Y dormía en el suelo.

Bebió un sorbo de café tibio antes de reanudar la tarea que lo ocupaba esa mañana desde hacía media hora. Jeffrey nunca había sido uno de esos que se creían menos hombres por leer un manual de instrucciones, pero tras haber seguido cuatro veces, uno por uno, los pasos descritos en el manual de su móvil sin ser capaz de introducir su propio número de teléfono en el sistema de marcado rápido, se sentía como un imbécil. Ni siquiera estaba seguro de si Sara aceptaría el teléfono. Ella detestaba esos artilugios, pero Jeffrey no quería dejarla ir a Macon sin que dispusiera de un medio para ponerse en contacto con él si sucedía algo.

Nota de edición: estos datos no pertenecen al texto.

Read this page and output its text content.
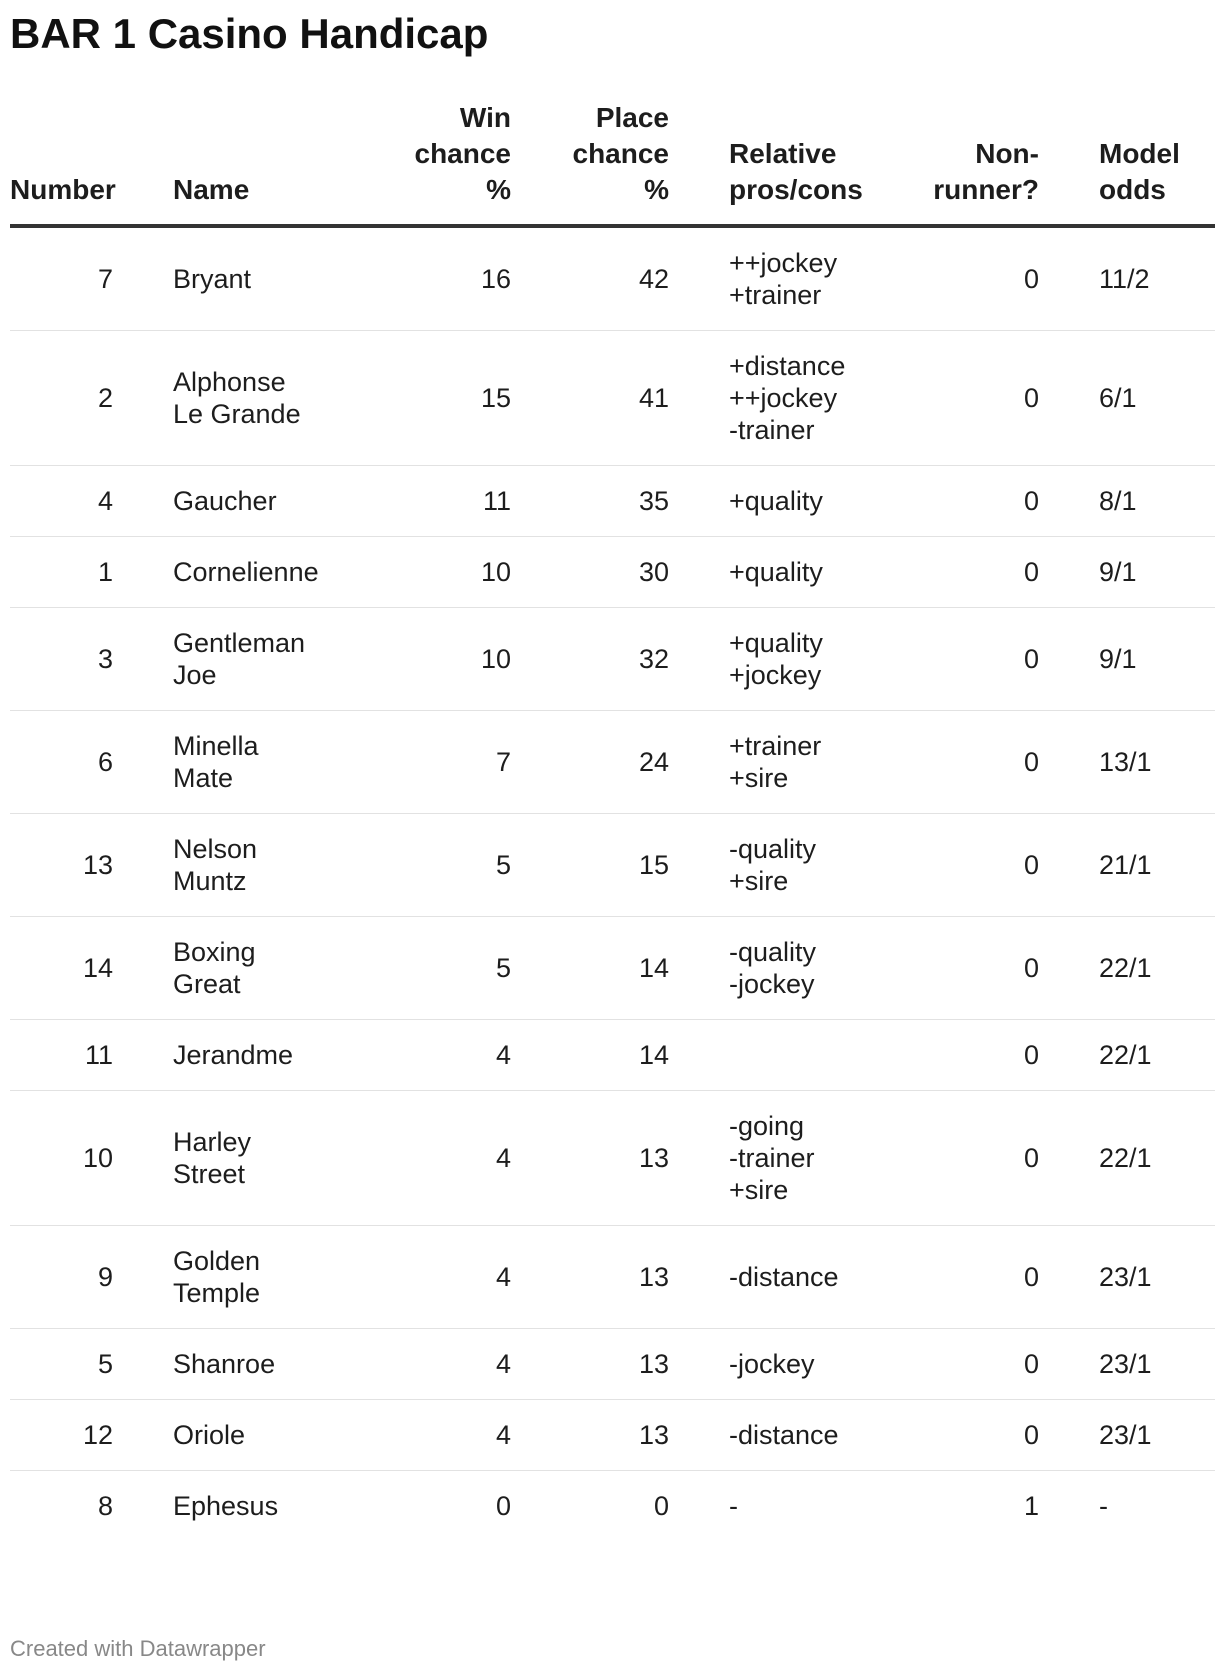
BAR 1 Casino Handicap
Number	Name	Win
chance
%	Place
chance
%	Relative
pros/cons	Non-
runner?	Model
odds

7	Bryant	16	42	++jockey
+trainer	0	11/2
2	Alphonse
Le Grande	15	41	+distance
++jockey
-trainer	0	6/1
4	Gaucher	11	35	+quality	0	8/1
1	Cornelienne	10	30	+quality	0	9/1
3	Gentleman
Joe	10	32	+quality
+jockey	0	9/1
6	Minella
Mate	7	24	+trainer
+sire	0	13/1
13	Nelson
Muntz	5	15	-quality
+sire	0	21/1
14	Boxing
Great	5	14	-quality
-jockey	0	22/1
11	Jerandme	4	14		0	22/1
10	Harley
Street	4	13	-going
-trainer
+sire	0	22/1
9	Golden
Temple	4	13	-distance	0	23/1
5	Shanroe	4	13	-jockey	0	23/1
12	Oriole	4	13	-distance	0	23/1
8	Ephesus	0	0	-	1	-
Created with Datawrapper
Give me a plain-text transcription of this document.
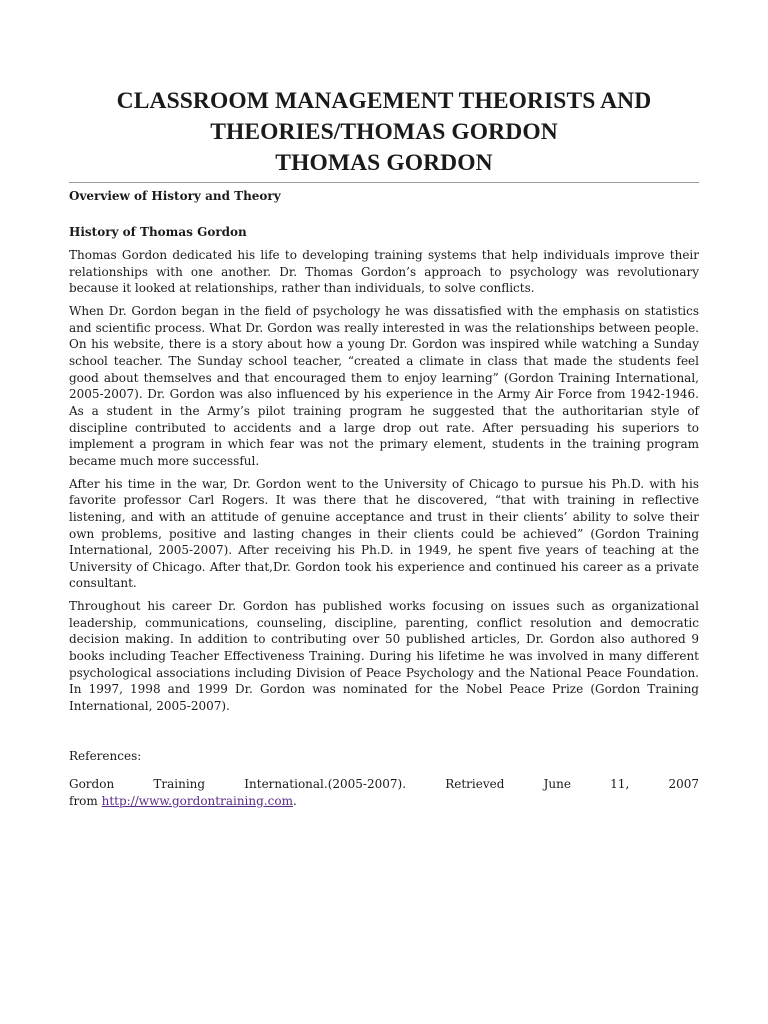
CLASSROOM MANAGEMENT THEORISTS AND
THEORIES/THOMAS GORDON
THOMAS GORDON

Overview of History and Theory

History of Thomas Gordon

Thomas Gordon dedicated his life to developing training systems that help individuals improve their relationships with one another. Dr. Thomas Gordon’s approach to psychology was revolutionary because it looked at relationships, rather than individuals, to solve conflicts.

When Dr. Gordon began in the field of psychology he was dissatisfied with the emphasis on statistics and scientific process. What Dr. Gordon was really interested in was the relationships between people. On his website, there is a story about how a young Dr. Gordon was inspired while watching a Sunday school teacher. The Sunday school teacher, “created a climate in class that made the students feel good about themselves and that encouraged them to enjoy learning” (Gordon Training International, 2005-2007). Dr. Gordon was also influenced by his experience in the Army Air Force from 1942-1946. As a student in the Army’s pilot training program he suggested that the authoritarian style of discipline contributed to accidents and a large drop out rate. After persuading his superiors to implement a program in which fear was not the primary element, students in the training program became much more successful.

After his time in the war, Dr. Gordon went to the University of Chicago to pursue his Ph.D. with his favorite professor Carl Rogers. It was there that he discovered, “that with training in reflective listening, and with an attitude of genuine acceptance and trust in their clients’ ability to solve their own problems, positive and lasting changes in their clients could be achieved” (Gordon Training International, 2005-2007). After receiving his Ph.D. in 1949, he spent five years of teaching at the University of Chicago. After that,Dr. Gordon took his experience and continued his career as a private consultant.

Throughout his career Dr. Gordon has published works focusing on issues such as organizational leadership, communications, counseling, discipline, parenting, conflict resolution and democratic decision making. In addition to contributing over 50 published articles, Dr. Gordon also authored 9 books including Teacher Effectiveness Training. During his lifetime he was involved in many different psychological associations including Division of Peace Psychology and the National Peace Foundation. In 1997, 1998 and 1999 Dr. Gordon was nominated for the Nobel Peace Prize (Gordon Training International, 2005-2007).

References:

Gordon	Training	International.(2005-2007).	Retrieved	June	11,	2007
from http://www.gordontraining.com.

– Primer paso -masculló, como si al leer las instrucciones en voz alta convenciera al teléfono para que viera la lógica. Siguió los dieciséis pasos por quinta vez, pero cuando Jeffrey pulsó el botón de marcado, no pasó nada-. ¡Mierda! -exclamó, y dio un puñetazo en la mesa. Luego, como lo había dado con la mano izquierda herida, gritó-: ¡Joder! -Se miró la muñeca y vio la sangre traspasar la venda blanca que le había puesto Sara la noche anterior en el depósito de cadáveres-. Dios mío -añadió por si acaso, al tiempo que pensaba que los últimos diez minutos sentaban las bases de lo que tenía visos de ser un día espantoso.